REVIEW: Avengers #675 Starts No Surrender in a Big Way (Maybe Too Big)

Avengers #675 marks the beginning of “No Surrender,” a 16-week event which sees all three books starring Marvel’s mightiest heroes folded into a single weekly title. The story brings together all of the current Avengers teams – the Uncanny, U.S. and adjectiveless versions, plus Hawkeye and Red Wolf’s Occupy Avengers – and the creative teams who were previously handling them into a single title, including writers Al Ewing, Mark Waid and Jim Zub.

RELATED: Avengers: No Surrender Rewrites Key Moments in Marvel History

It features just about every living hero who has ever responded to an “Assemble!” — there are 28 characters on the cast page, and that’s not a fully comprehensive list of everyone in these pages — and confronts them with an unprecedented global disaster.

In other words, this is a big comic, in just about every sense.

Even at 30 pages of story, the issue struggles to fit it all in. Among all the characters, all the explosions, all the structural damage to recognizable landmarks, it’s hard to find a single through line. The issue opens with Miguel Santos — formerly Living Lightning, but “just Lightning these days” — who also narrates the final scene. But Lightning doesn’t provide a consistent viewpoint character, or in fact appear in any of the intervening action.

Instead, we jump between clusters of heroes as they try to save the day as natural disasters break out across the world. Rogue and the Human Torch holding back a tidal wave in San Diego. Sunspot and his U.S. Avengers stopping Mount Vesuvius from erupting. The Wasp and Jarvis rescuing people in New York.

This is a good chance to see superheroes focused on saving lives rather than punching faces, but with no idea of what is behind the larger threat – namely, Earth and the moon being stolen from their normal corner of space, and being dropped somewhere else – it’s hard to get too invested in the action. These sequences are ably rendered by Pepe Larraz, in a style most reminiscent of Stuart Immonen’s Marvel work, but without the time to establish who is in danger or linger on any of the characters saving them, the stakes never feel as high as they should.

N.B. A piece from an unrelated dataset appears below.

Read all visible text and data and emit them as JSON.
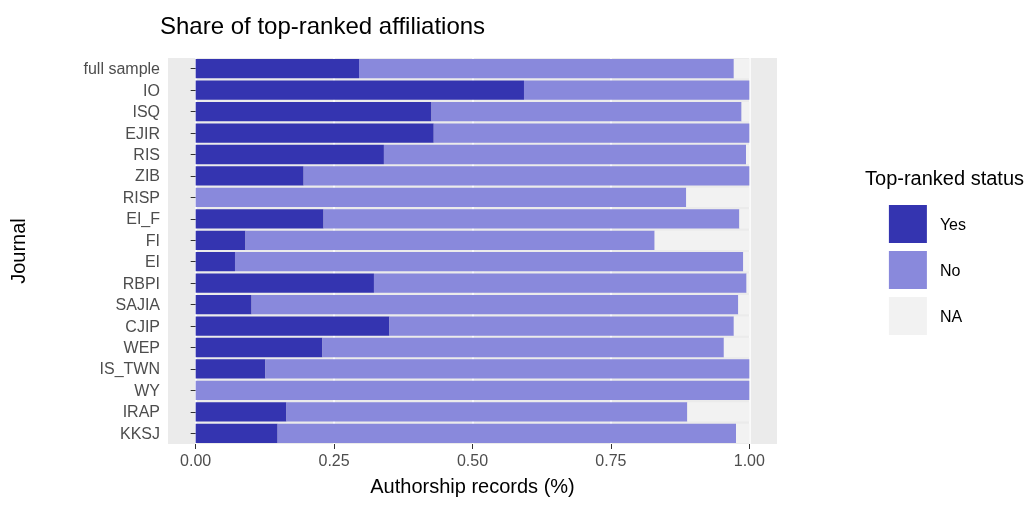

What’s left, then, is an issue of scattered great moments. Captain Marvel floating in space, looking out at where the Earth used to be. A couple of romantic beats, both of them given over to same-sex couples. The issue’s last-page reveal, which would admittedly be more effective if it hadn’t been given away in the initial announcement of the event.

They don’t quite add up to a satisfying whole, but there’s plenty here for “No Surrender” to expand on over the next 15 weeks. With the inciting explosions out the way, hopefully the forthcoming issues can spend a little more time with some of its 28-strong cast.